October 25, 2021, District of Delaware – Plaintiffs Daniel H. Golden., as Litigation Trustee of the QHC Litigation Trust (the “Trust”), and Wilmington Savings Fund Society, FSB (“WSFS”) for the estate of Quorum Health Corporation et al. (“QHC”) brings a $1.21 billion action against Community Health Systems, Inc. (“CHS”) and ten others, to recover alleged actual and constructive fraudulent transfers under federal and state law, illegal dividends under Delaware law, breach of contract and unjust enrichment.
As alleged in the complaint, CHS’s parent company, a publicly-traded owner and operator of US hospitals, was in desperate need of a lifeline, and due to its increasing debt, it devised a plan to enable the company to raise the money it so badly needed to pay down its debt. The Trustee asserts that the parent company allegedly caused QHC to raise $1.21 billion in debt, which eventually QHC paid CHS as a tax-free dividend (the “Spin-Off Dividend”).

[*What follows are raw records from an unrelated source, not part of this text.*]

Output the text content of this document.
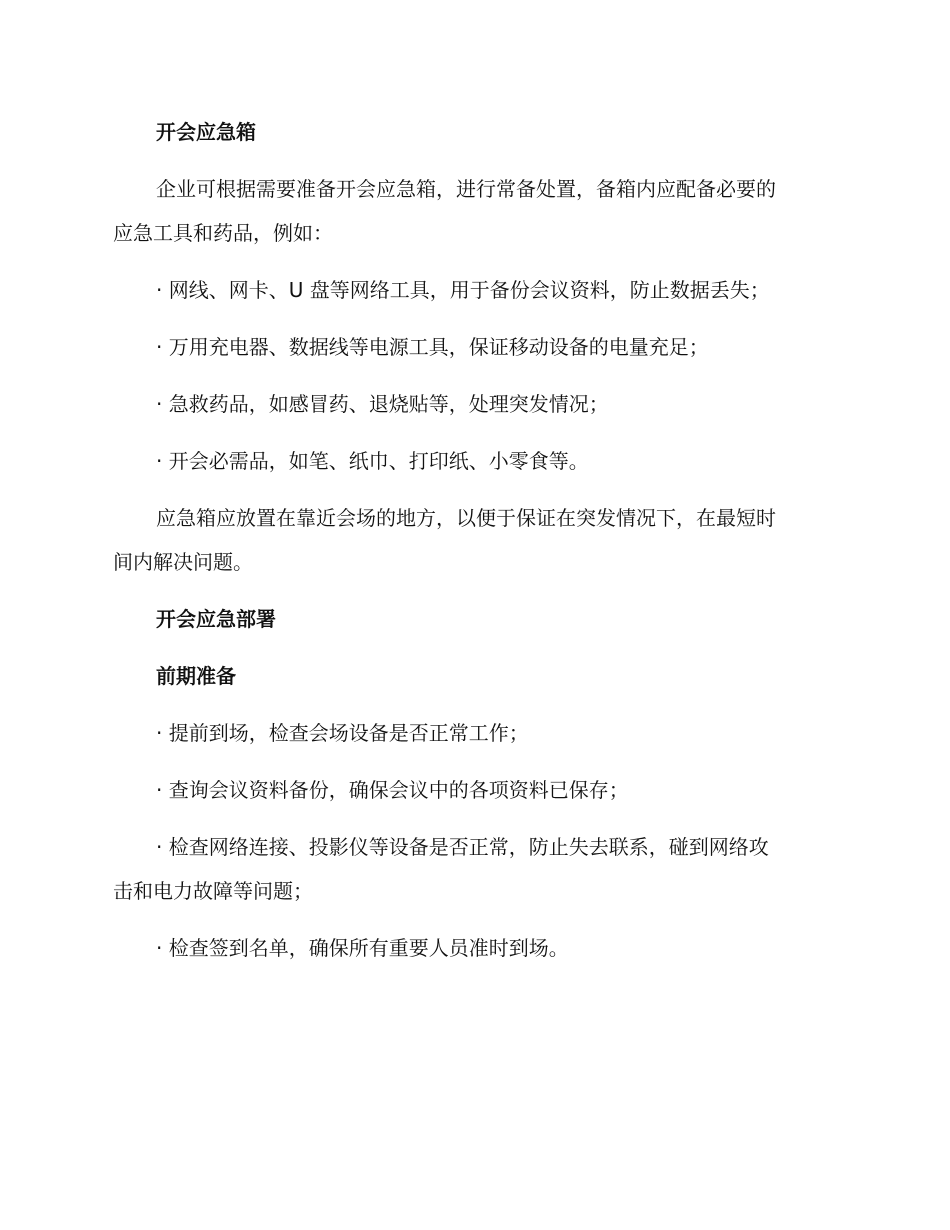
开会应急箱

企业可根据需要准备开会应急箱，进行常备处置，备箱内应配备必要的

应急工具和药品，例如：

· 网线、网卡、U 盘等网络工具，用于备份会议资料，防止数据丢失；

· 万用充电器、数据线等电源工具，保证移动设备的电量充足；

· 急救药品，如感冒药、退烧贴等，处理突发情况；

· 开会必需品，如笔、纸巾、打印纸、小零食等。

应急箱应放置在靠近会场的地方，以便于保证在突发情况下，在最短时

间内解决问题。

开会应急部署

前期准备

· 提前到场，检查会场设备是否正常工作；

· 查询会议资料备份，确保会议中的各项资料已保存；

· 检查网络连接、投影仪等设备是否正常，防止失去联系，碰到网络攻

击和电力故障等问题；

· 检查签到名单，确保所有重要人员准时到场。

Specifically, the complaint alleges that QHC transferred $1.21 billion to an entity named, BridgeCo, which later merged with and into Defendant, and contends that QHC received less than reasonably equivalent value or fair consideration in exchange for the Spin-Off Dividend. In fact, the Trustee alleges that QHC did not receive any value for the Spin-Off Dividend and that it was allegedly a gratuitous transfer from QHC to BridgeCo that conferred no value on QHC.
Accordingly, Plaintiff brings an action, alleging that the Spin-Off Dividend is voidable as constructively fraudulent transfer and that he is entitled to set aside, avoid, and recover it under 11 USC §§ 544 and 550 and Delaware, New York, and Tennessee law.